(Bloomberg) – U.S. life insurers are poised to outperform in the debt market next year as they invest premiums at higher interest rates, according to CreditSights Inc. A gauge of U.S. company credit risk rose for the second day.
Higher rates help insurance companies to better match long-term liabilities, CreditSights said in a Dec. 30, 2013 report, upgrading the sector to “outperform.” The extra yield investors demand to hold insurance company debt exceeds the spread on all financials, a gap that will narrow in 2014.

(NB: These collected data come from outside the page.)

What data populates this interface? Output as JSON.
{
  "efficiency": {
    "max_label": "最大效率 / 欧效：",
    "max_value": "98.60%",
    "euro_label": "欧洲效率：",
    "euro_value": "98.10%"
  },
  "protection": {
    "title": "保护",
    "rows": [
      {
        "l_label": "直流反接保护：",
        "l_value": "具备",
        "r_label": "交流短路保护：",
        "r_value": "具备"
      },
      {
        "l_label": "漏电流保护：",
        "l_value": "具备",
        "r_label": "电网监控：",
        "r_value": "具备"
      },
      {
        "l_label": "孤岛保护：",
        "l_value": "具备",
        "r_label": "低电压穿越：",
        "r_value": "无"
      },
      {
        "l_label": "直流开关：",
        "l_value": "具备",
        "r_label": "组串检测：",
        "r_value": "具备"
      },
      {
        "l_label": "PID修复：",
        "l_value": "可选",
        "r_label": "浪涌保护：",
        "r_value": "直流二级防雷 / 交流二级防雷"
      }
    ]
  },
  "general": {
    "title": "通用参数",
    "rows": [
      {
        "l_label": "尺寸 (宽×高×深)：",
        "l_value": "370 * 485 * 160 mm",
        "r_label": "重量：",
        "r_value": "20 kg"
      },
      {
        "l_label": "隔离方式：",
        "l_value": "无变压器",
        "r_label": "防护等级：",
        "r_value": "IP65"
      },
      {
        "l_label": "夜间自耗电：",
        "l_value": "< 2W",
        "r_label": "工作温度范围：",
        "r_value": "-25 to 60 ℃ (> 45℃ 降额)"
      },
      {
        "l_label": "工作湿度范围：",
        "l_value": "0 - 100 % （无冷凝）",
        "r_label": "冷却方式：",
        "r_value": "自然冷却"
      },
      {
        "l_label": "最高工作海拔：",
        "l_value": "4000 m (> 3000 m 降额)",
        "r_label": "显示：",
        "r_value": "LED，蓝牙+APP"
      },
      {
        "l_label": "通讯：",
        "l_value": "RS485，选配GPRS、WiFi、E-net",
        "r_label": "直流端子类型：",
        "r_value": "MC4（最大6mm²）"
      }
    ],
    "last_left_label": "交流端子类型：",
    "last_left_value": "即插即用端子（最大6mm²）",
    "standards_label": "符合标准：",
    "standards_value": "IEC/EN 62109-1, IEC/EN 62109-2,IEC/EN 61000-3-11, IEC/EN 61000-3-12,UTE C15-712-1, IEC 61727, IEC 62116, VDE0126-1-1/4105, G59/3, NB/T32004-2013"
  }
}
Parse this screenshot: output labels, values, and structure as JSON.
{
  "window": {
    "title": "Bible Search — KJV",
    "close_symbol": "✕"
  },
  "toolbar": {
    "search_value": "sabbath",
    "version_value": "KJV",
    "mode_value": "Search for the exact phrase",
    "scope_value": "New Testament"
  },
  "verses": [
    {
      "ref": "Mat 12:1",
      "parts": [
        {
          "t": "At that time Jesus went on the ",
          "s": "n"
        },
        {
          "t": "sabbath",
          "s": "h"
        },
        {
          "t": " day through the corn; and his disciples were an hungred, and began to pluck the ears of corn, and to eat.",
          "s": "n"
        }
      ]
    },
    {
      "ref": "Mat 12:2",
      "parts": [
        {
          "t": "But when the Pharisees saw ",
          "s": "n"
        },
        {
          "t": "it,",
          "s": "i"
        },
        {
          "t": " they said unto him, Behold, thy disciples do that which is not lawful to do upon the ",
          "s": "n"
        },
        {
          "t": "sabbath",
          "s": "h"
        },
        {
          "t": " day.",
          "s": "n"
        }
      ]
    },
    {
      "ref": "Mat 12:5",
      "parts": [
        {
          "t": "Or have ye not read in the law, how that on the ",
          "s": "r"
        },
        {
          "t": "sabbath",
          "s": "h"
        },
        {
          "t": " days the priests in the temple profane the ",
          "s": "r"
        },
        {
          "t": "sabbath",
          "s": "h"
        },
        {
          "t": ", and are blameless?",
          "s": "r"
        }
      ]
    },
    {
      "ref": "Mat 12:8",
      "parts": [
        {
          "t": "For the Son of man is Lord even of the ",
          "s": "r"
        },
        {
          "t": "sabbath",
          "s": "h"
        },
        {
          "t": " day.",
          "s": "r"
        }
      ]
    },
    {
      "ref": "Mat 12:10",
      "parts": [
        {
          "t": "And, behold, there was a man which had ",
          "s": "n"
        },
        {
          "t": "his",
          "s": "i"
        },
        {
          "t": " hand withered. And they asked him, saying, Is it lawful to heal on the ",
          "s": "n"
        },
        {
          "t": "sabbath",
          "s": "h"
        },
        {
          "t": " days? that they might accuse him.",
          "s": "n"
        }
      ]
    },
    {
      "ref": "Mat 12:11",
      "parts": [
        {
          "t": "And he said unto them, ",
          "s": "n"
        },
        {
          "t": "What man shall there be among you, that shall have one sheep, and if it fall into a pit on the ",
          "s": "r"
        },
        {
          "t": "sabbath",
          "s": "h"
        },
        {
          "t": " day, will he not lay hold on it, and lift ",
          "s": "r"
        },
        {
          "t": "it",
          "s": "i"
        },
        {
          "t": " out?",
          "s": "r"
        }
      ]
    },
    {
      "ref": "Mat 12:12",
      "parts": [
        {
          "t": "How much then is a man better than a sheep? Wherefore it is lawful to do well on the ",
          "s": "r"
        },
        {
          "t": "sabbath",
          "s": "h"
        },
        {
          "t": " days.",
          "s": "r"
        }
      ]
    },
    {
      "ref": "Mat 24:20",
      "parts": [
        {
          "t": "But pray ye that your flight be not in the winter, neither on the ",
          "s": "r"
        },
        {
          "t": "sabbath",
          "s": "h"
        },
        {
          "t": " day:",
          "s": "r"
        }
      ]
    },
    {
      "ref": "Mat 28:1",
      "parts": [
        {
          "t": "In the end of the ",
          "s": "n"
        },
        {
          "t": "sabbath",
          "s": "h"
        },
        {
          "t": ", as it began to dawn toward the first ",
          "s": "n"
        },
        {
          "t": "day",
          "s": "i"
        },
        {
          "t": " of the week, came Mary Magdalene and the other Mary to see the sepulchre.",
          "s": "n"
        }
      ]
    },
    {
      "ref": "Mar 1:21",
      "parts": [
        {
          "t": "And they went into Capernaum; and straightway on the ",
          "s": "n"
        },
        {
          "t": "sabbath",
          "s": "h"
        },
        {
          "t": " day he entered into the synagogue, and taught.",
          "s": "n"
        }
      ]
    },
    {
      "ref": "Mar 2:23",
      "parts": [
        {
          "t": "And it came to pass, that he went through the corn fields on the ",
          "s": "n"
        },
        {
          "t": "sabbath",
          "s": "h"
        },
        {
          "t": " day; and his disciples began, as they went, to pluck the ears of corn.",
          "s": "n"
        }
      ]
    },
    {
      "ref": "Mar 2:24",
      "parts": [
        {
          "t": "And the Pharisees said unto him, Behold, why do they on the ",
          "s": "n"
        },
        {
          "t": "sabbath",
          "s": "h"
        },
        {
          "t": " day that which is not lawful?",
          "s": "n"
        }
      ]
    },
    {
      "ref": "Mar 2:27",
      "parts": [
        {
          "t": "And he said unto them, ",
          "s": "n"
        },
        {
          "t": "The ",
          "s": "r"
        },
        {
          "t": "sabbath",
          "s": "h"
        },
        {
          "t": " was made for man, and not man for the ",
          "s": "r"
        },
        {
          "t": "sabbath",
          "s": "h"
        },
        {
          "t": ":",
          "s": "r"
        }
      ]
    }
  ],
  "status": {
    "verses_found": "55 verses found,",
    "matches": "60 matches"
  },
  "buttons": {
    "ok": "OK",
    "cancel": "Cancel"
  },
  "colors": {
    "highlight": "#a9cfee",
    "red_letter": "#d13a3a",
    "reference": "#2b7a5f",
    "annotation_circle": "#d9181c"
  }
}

Insurers are benefiting from interest rates near two-year highs, strong equity markets, and record cash on hand, the debt researcher said. After the Federal Reserve decided to curb its record monetary stimulus, yields on the 10-year Treasury have climbed to about the highest level since July 2011.
The Markit CDX North American Investment Grade Index, a credit-default swaps benchmark used to hedge against losses or to speculate on creditworthiness, increased 0.5 basis point to a mid-price of 63.8 basis points, according to prices compiled by Bloomberg.
The index, which typically rises as investor confidence deteriorates and falls as it improves, reached its lowest level since October 2007 on Dec. 26 and is headed for its biggest annual decline since 2009, Bloomberg prices show.
The extra yield investors demand to hold investment-grade corporate bonds rather than government debt narrowed 0.7 basis point to 113.8 basis points, Bloomberg data show.